One might quibble with a word here or a word there ("carbon-price", rather than "subsidy", for instance), but that is, in the round, an excellent exposition of the philosophy that this site exists to promote.
She is wrong about cap-and-trade being the right way to avoid picking winners in this context (elsewhere in her speech). Cap-and-trade cannot be used effectively for large parts of the energy market, and relies on arbitrary and often unfair allocations. It is therefore itself a means of picking winners - those that are big enough and used in the large installations to which the mechanism must be limited for reasons of practicality, and those that get more than their fair share of the allocations.

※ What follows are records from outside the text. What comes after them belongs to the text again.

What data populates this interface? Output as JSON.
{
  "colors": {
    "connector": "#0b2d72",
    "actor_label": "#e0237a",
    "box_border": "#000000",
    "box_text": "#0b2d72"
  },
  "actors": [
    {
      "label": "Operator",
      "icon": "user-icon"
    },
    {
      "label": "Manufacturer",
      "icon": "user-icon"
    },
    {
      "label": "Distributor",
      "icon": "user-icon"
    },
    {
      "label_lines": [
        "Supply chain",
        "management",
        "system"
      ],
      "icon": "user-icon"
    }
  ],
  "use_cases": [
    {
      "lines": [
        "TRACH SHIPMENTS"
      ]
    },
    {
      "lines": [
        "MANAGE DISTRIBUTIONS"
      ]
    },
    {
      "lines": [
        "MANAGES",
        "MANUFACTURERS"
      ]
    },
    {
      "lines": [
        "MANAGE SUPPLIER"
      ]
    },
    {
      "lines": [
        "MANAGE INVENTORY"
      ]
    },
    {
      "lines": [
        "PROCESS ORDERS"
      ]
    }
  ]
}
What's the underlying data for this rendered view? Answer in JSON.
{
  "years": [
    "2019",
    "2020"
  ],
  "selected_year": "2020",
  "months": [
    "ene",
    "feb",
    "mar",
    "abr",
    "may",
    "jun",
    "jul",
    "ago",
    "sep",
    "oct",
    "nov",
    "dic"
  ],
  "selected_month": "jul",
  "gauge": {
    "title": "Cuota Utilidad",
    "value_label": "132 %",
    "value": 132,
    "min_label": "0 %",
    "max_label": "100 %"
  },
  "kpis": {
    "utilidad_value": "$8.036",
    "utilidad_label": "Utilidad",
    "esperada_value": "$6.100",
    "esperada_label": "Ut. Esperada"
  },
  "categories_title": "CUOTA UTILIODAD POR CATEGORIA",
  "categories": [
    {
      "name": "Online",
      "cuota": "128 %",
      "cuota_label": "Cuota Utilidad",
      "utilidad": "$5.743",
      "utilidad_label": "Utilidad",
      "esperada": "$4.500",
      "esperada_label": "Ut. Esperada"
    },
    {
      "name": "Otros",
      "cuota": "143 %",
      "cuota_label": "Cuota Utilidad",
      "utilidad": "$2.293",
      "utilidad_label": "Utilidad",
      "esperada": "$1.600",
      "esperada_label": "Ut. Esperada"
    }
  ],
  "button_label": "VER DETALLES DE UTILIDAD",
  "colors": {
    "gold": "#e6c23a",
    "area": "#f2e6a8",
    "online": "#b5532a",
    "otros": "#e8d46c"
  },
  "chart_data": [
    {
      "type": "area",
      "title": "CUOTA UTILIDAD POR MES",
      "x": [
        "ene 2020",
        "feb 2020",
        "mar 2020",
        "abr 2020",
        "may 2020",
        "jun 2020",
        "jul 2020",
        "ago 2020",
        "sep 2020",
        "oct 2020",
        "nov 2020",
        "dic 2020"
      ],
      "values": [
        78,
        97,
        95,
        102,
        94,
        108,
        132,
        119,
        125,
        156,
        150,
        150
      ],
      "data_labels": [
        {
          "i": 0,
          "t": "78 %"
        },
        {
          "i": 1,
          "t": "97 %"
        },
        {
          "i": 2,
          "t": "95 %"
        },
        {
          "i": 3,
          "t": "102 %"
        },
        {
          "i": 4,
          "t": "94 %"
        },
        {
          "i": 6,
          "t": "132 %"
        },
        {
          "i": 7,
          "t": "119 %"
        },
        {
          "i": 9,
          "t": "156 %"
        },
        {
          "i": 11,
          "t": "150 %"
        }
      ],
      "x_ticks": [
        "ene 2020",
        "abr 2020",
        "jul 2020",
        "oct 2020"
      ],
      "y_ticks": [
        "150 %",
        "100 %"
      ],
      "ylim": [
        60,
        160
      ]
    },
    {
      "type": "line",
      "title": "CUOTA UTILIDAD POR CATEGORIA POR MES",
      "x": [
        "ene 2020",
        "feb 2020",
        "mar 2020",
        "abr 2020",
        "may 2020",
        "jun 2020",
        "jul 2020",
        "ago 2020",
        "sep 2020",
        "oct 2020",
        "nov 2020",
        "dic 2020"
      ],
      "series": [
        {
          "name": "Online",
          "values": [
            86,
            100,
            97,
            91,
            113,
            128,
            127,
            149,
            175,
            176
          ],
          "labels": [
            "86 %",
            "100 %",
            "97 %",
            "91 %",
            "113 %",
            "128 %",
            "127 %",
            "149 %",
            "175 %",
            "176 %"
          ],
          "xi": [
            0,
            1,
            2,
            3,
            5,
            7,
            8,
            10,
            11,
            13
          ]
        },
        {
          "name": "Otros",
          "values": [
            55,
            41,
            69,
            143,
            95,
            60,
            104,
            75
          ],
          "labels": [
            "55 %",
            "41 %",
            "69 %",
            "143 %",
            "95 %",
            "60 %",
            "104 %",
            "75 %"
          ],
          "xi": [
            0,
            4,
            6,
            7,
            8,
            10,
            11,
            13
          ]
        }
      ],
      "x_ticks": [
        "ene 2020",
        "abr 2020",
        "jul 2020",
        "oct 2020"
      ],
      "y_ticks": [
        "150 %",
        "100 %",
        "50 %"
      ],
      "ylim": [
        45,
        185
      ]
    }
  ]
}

And Ofgem's case against the Renewables Obligation was a bad one, and their proposed alternative even worse, so Baroness Wilcox is mistaken to rely on this source for some of her criticisms.
But there is time to discuss the merits of alternatives. The important point is that Baroness Wilcox has grasped the fundamental principle from which policy should flow. We don't often have cause to celebrate political pronouncements on this site, so let's raise a glass to the noble Baroness.
N.B. Some of the above may be unfamiliar jargon. For those lucky souls to whom energy policy is a closed book, the Renewables Obligation (RO) is an obligation on all licenses suppliers of electricity to purchase a defined and growing proportion of their electricity from renewable sources. At present, it distinguishes only a few technologies, such as existing large-scale hydro and Energy-from-Waste, which are ineligible, but treats all the other technologies (and the carbon they save) as equally worthwhile. Under proposals that the Government is clearly determined to ram through, the RO will be "banded", so that some technologies will be treated as more worthwhile (and their carbon-avoidance as more valuable) than others.
Cap-and-trade is an approach to limiting carbon emissions where a cap is put on total emissions of carbon from a set of emitters, rights to emit within that cap are allocated to the various emitters by various means (none of which are satisfactory), and then those who emit more than their allocation trade with those who emit less than their allocation to buy any spare emissions-rights. It requires a level of bureaucracy to assess emissions that makes it impractical to use for smaller installations.
Ofgem is the gas and electricity regulator.